長年の間コンサルタントを行っていると、どのような課題に際してもあまり慌てることがないようだ。コンサルタントであれば誰でもがそうなのかと問われれば自信はないが、少なくとも私はそのようだ。何も自慢をするわけではない、単に慌てないというだけで、どのような課題にも問題なく最良の答えを出すとは言ってはいない。慌てずに、課題に対応できるということだ。

コンサルタント歴が長くなると、様々な経営課題に相対することになる。全く経験のない分野、業種、解決を求められる課題などに遭遇する。そうすると、そこに潜んでいる本質的な共通点の存在に気づき、共通解を求めることで多くの経営課題に対処できるようになる。多少の分からないことがあっても、誰に訊けば詳しいことが分かるとか、ネットや書籍で詳しく調べることができるだろうとかの目星をつけることができる。しかしクライアントには、私は詳しく知らないとか、未経験ですと話すことはない。何事も知っている風な顔をしなければならない。

付け加えると、僕の場合にどうしても踏み出せないコンサルティング分野というものがある。例えば、工場現場の生産性向上などコンサルタントとしての経験よりも、それ以前の職業としての経験が意味を持つ分野だ。このような分野ばかりは、多くの職業経験を持つといえない私にとっては、得意分野とは言えない。仮にこのような案件の相談を受けると、断るか、そのような分野が得意なコンサルタントを探すしかない。

コンサルタントとしてのインプット

コンサルタントという職業は、今までに得た知見やスキルを他の組織や経営者に示し、与えて、役立ててもらうことを生業としている。今までに得た知見やスキルを与えるということは、今までに得ているものがなければ成立しない職業ということになる。したがって、新卒ですぐにコンサルタントに就くということは論理的にあり得ないはずだ。あり得るとすれば、予め課題が決まっていて、課題解決の方法も決まっている場合に、その課題解決の業務だけに就く場合だろう。例えば、Slerでプログラミングを担当する場合などだ。
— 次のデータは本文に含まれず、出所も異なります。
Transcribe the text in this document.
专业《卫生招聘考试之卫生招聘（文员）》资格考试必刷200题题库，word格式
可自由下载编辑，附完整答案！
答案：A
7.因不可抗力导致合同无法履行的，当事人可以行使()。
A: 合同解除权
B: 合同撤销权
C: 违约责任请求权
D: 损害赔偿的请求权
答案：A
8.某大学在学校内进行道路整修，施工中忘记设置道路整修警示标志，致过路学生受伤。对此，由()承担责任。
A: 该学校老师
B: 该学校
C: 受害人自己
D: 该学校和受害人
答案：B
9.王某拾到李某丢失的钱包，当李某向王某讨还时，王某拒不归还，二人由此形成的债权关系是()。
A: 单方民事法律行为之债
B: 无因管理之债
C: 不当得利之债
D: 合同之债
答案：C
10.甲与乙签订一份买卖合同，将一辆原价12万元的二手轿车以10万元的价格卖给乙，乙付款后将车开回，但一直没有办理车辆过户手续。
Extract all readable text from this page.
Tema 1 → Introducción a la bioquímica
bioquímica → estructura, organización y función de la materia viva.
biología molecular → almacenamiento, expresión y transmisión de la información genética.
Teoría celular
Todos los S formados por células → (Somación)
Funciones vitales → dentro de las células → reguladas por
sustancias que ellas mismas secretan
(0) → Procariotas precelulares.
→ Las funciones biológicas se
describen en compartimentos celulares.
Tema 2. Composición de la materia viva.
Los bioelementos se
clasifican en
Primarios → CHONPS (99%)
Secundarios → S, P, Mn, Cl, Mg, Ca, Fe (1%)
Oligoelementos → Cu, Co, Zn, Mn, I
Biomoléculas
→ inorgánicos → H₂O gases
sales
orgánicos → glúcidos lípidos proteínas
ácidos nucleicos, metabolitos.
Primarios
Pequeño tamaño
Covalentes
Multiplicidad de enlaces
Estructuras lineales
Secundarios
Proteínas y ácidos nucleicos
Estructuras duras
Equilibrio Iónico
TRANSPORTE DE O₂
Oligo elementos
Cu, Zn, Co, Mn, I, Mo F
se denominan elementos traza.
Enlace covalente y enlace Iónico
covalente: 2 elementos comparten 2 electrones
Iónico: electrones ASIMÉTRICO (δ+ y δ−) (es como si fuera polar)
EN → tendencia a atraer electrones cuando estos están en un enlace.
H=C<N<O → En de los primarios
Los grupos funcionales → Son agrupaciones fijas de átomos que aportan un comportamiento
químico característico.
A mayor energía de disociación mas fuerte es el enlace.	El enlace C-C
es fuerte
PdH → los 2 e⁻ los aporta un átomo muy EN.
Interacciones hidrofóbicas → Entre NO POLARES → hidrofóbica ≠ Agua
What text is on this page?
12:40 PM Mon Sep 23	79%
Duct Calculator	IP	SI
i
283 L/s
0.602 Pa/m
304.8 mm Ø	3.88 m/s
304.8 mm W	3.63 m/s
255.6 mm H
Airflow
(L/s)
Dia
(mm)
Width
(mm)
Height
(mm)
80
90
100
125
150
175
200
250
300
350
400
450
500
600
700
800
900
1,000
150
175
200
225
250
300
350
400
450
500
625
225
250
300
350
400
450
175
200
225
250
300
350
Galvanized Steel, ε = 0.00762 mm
ある程度以上の蓄積したスキルやノウハウ、知見が求められるのがコンサルタントということになるのだが、実際には一般のサラリーマン(もしくはウーマン)と比べて、膨大な知見やノウハウを持っているわけではないはず。そんなスーパーマン(もしくはウーマン)のような人はこの世に存在しない。コンサルタントには、むしろ応用する力が必要となる。言い換えれば、どのような要求であろうと、今までに得た知見やスキルを応用して、新たな経営課題に向き合って解決策を探ることが求められる。

「インプットはそこそこに、アウトプットは膨大に」ということが理想のコンサルタントのあるべき姿と考えている。コンサルタントにとってのインプットと何を指すのだろうか。もちろん、コンサルタントになる以前の職業経験の中で身につけたスキルが意味を持つことは間違いないが、その経験が大きな意味を持つなら、多くの転職を繰り返した人がコンサルタントに適性があることになる。そんなことがあるはずもない。インプットとは、以前の職業経験で得たスキルや知見よりも、学ぶための姿勢や心構え、さらに言えば応用力ともいうべきものだろう。

学ぶということ

コンサルタントに限らず、学ぶことに熱心な人がいる。セミナー受講を繰り返し、多くの専門書を熟読し、あるいは資格取得に熱心な人たちだ。このような姿勢は尊敬に値するが、コンサルタントとしてはそのような行動は必ずしも必要と思えない。セミナー、専門書、資格取得は、いずれもインプットとしては申し分ない。しかしそれらの行動は、コンサルタントとして必要最小限の行動を行っているに過ぎない。

いやしくも私は、複数の資格を持っているし、多くの専門書を集めて読んでいるので、自己否定に繋がりかねない。しかし、敢えてコンサルタントとしてのインプットは必要最小限で十分と言いたい。重視すべきは、むしろアウトプットだ。

誤解を受けそうな表現だが、コンサルタントはアウトプットにすべてをかけるべきだ。アウトプット、すなわちクライアントの要望に最大限応える言動が、コンサルタントの知見やスキルを育てる。多少分からないことがあっても、それらはその際に学習すれば良いはずだし、十分に間に合う。

今だから笑い話になるのだが、私がコンサルタントになりたての頃、フランチャイズ本部構築のオファーをいただいた。そのオファーをいただいた後にクライアントである経営者に面談する直前まで、「フランチャイズ入門」の類の本を複数読んでいた。その知識を元に、フランチャイズ本部構築の仕事に入っていったのだ。もちろん、私の知識で不十分な部分は他のコンサルタントに補ってもらったが、それでもある意味で十分だったと思う。

コンサルタントは仕事を行いながら成長する。むしろ、コンサルタント業務を多く経験することがコンサルタントを育てるのだ。だから、「インプットは最小に、アウトプットは最大に」ということなのだ。